Biden responded: “Whining is what Donald Trump does best — better than any president in American history.” Harris chimed in: “America is crying out for leadership, yet we have a president who cares more about himself than the people who elected him, a president who is making every challenge we face even more difficult to solve.”
Trump was mischaracterizing Harris, who in a primary debate did criticize Biden for once opposing school busing mandates, noting that she herself benefited from busing as a little girl in California. It was a damaging debate point, but Biden chose to ignore the attack, demonstrating his laudable disinclination to hold a grudge.
Harris now recalled her earlier friendship with Biden’s late son Beau, when she and he were serving as attorneys general of California and Delaware respectively.

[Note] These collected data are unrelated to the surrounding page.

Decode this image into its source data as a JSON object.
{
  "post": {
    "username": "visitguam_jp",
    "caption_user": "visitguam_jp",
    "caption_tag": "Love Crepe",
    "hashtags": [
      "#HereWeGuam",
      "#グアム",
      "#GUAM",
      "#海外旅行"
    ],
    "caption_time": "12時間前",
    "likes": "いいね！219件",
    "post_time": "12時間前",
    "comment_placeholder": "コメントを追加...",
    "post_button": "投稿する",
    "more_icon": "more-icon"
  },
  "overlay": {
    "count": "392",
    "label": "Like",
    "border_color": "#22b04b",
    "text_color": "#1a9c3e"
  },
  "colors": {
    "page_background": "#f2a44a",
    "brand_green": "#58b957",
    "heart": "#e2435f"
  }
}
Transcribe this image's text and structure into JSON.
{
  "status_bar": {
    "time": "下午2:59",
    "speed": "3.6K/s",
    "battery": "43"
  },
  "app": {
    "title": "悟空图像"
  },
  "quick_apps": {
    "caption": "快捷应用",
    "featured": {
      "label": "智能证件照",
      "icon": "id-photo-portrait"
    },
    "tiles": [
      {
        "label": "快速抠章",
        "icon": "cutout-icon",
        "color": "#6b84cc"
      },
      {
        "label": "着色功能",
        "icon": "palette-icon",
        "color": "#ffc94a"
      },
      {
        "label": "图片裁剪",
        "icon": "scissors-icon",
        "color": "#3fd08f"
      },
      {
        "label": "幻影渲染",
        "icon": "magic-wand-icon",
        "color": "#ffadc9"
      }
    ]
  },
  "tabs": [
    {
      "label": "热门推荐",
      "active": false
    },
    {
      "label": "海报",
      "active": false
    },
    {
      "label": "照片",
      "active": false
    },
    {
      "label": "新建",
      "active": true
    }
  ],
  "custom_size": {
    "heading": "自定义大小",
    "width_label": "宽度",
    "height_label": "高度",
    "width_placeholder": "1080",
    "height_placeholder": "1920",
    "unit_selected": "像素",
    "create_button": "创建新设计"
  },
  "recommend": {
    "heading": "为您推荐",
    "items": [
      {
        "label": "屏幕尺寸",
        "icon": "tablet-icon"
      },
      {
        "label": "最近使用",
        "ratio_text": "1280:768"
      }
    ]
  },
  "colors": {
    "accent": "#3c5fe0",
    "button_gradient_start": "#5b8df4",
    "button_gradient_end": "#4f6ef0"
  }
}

“I learned quickly that Beau was the kind of guy who inspired people to be a better version of themselves,” she said. “And when I would ask him, ‘Where’d you get that? Where did it come from?’ He’d always talk about his dad. And I will tell you, the love they shared was incredible to watch. It was the most beautiful display of the love between a father and a son.”
As Harris spoke, Joe Biden standing a social distance away, could be seen visibly moved and close to tears. Theatrically or not, it was a telling moment testifying to the bond now existing between the prospective Democratic presidential nominee and his running mate. Biden later said he considered Harris and her family “honorary Bidens.”
It was reminiscent of the scene in 2015 when President Obama delivered the eulogy at Beau’s funeral, after his death from brain cancer. Obama told Joe Biden then that he considered him “my brother,” and in a well-known Joe Biden expression in Delaware, pledged his fidelity to the family, saying, “I give you my word as a Biden.”
The introduction of this formidable Democratic vice presidential nominee, and of the Biden-Harris team, to the American public could not have been more effectively crafted.
* Jules Witcover’s latest book is “The American Vice Presidency: From Irrelevance to Power,” published by Smithsonian Books.